北京の弁護士・余文生氏

「中国人、目を覚まして!」ファシスト国家でしか起きないことが起きている(4)

2017年04月22日 15時53分

弁護士の一斉拘束 留置所で非人道的なあつかい

 記者:709事件(2015年7月9日から始まった、人権派弁護士の一斉拘束事件)について、どのようなことが起こりましたか?

 余弁護士:「709」で大勢の弁護士が拘束されました。私は8月6日の夜、ドアをこじ開けて家に押し入ってきた警察から手錠をかけられ、そのまま連れ去られました。その後の24時間の間には、トイレに行かせてもらえないといった、非人道的な扱いを受けましたし、最初の10時間には「背铐(鉄製の椅子に座らされ、幅の広い背もたれを囲むように腕を後ろ手に回した後、無理やり手首に手錠をかけるというもの)」という拷問を受けた。
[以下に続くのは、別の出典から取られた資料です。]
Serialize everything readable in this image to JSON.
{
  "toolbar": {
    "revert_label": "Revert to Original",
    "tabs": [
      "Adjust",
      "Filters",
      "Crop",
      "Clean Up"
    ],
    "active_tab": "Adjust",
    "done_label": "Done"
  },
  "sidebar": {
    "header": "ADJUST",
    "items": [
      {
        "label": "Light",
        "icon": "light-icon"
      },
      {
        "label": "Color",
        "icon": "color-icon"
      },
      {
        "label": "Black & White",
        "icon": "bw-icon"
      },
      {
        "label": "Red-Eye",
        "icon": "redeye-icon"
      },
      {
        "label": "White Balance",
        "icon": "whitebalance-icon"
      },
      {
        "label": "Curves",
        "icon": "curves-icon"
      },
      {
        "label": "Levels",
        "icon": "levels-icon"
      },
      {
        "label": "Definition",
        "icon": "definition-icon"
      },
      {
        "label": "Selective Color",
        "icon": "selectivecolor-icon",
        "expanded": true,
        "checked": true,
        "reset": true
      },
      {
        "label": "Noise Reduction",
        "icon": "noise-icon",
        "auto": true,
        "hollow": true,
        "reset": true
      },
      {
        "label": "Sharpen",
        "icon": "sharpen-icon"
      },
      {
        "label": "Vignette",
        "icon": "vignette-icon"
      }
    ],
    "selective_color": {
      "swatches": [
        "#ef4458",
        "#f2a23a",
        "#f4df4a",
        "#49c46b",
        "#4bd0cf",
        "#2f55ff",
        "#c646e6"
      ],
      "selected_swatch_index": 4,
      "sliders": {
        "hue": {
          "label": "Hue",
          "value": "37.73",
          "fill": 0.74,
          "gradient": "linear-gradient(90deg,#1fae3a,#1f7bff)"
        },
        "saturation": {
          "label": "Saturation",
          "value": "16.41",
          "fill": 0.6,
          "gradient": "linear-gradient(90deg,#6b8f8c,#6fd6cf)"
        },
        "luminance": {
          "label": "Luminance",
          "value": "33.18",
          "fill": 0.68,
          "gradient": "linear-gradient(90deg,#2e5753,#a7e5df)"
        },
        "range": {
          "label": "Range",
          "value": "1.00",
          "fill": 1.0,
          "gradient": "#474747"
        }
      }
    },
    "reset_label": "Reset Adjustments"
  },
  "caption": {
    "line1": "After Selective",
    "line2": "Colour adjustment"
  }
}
 釈放されてからほどなく、私は「709」で拘束された王全璋弁護士の弁護を引き受けた弁護士2人が(当局からの)圧力を受け、弁護を断念したことを知りました。私はすぐに王弁護士の奥さんを尋ねて、自分が代わって弁護を引き受けたいと申し出ました。私が王弁護士の弁護を引き受けたことには、こうしたいきさつがありました。

 この時から、私は天津に十何回も通って王全璋弁護士との接見を要求しました。ですが当局は、国家の安全を脅かすといった理由で接見を認めようとしません。私が王弁護士の法廷弁護士であることはまだ認められましたが。
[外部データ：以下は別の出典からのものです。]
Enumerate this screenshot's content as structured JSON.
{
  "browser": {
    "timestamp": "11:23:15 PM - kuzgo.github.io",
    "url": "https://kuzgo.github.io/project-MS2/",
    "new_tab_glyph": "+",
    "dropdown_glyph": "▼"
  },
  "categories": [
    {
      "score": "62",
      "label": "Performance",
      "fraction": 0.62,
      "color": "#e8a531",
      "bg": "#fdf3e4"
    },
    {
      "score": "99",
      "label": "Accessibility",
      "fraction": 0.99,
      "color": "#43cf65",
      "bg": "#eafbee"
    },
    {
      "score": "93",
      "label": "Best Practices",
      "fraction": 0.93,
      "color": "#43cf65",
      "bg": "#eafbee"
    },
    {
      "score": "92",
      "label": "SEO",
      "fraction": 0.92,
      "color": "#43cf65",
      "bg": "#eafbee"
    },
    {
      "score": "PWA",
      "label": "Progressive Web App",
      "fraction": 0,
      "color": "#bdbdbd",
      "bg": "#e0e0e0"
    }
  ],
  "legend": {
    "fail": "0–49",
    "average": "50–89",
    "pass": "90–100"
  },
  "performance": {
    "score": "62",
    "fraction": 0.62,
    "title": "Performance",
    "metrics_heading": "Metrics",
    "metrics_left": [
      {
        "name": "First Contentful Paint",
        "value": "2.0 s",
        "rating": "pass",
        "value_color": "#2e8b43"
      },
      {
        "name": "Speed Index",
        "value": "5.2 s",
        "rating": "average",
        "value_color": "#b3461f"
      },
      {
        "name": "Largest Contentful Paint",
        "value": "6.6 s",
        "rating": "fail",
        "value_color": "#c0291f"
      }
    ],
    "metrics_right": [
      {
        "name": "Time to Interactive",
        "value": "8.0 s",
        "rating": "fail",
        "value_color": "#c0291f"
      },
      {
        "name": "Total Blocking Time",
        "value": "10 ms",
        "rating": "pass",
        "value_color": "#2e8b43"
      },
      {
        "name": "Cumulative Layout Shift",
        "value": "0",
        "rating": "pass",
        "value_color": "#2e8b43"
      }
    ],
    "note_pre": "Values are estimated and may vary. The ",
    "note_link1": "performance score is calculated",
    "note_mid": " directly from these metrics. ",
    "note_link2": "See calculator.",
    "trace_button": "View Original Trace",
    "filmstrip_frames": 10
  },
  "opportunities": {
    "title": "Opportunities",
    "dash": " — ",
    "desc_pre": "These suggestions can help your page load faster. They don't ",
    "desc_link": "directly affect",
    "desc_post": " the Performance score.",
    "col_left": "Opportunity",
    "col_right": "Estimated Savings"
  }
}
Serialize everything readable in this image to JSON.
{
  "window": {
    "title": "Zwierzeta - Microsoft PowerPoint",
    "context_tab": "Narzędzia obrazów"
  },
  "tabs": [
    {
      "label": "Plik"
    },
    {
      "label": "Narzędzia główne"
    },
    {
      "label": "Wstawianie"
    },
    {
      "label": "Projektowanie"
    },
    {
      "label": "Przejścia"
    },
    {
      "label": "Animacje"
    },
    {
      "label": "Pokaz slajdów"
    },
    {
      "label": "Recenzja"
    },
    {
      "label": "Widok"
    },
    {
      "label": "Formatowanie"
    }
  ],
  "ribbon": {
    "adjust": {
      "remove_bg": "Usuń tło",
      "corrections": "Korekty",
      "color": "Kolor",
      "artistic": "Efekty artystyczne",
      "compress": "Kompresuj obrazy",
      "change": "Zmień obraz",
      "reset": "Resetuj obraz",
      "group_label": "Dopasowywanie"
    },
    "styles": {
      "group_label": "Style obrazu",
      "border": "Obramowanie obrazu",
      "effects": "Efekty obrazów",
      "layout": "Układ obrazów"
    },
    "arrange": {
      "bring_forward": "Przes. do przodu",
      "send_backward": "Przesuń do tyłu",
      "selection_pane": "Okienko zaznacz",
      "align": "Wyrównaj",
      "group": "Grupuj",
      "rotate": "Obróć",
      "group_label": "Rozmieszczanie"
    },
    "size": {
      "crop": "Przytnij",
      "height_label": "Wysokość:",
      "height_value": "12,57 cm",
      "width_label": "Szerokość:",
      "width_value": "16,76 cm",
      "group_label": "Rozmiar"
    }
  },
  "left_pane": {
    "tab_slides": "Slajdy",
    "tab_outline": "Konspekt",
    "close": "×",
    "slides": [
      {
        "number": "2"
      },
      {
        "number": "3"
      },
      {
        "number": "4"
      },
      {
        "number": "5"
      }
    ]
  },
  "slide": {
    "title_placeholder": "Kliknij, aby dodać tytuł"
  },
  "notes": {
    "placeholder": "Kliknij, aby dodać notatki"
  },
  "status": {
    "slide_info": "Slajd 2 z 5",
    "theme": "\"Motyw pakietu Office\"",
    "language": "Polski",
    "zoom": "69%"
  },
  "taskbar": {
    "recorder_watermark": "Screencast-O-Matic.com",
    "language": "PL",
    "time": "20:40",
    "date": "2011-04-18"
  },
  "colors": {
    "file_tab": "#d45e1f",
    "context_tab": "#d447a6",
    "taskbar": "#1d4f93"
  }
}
ファシズム国家でしかありえないこと 709は中国の小文革

 ですがこの案件が検察院に届けられると、検察院は私の弁護士としての身分すら認めませんでした。王弁護士が、弁護士は不要と表明しているというのが表向きの理由でしたが、これは私を強制的に解任するためです。法律では、被告人が弁護士を解任する場合は書面による通知が必要だと規定されています。ですが私と程海弁護士を解任するという書面通知は受け取っていませんし、口頭での解任には何の法的強制力もありません。

 「709」は中国の「小文革」と言っていいでしょう。ほんの数日の間に弁護士や人権活動家が弾圧された、小型の文化大革命です。ファシズム国家でしかありえないようなことが、21世紀の中国ではいまだに発生しているのです。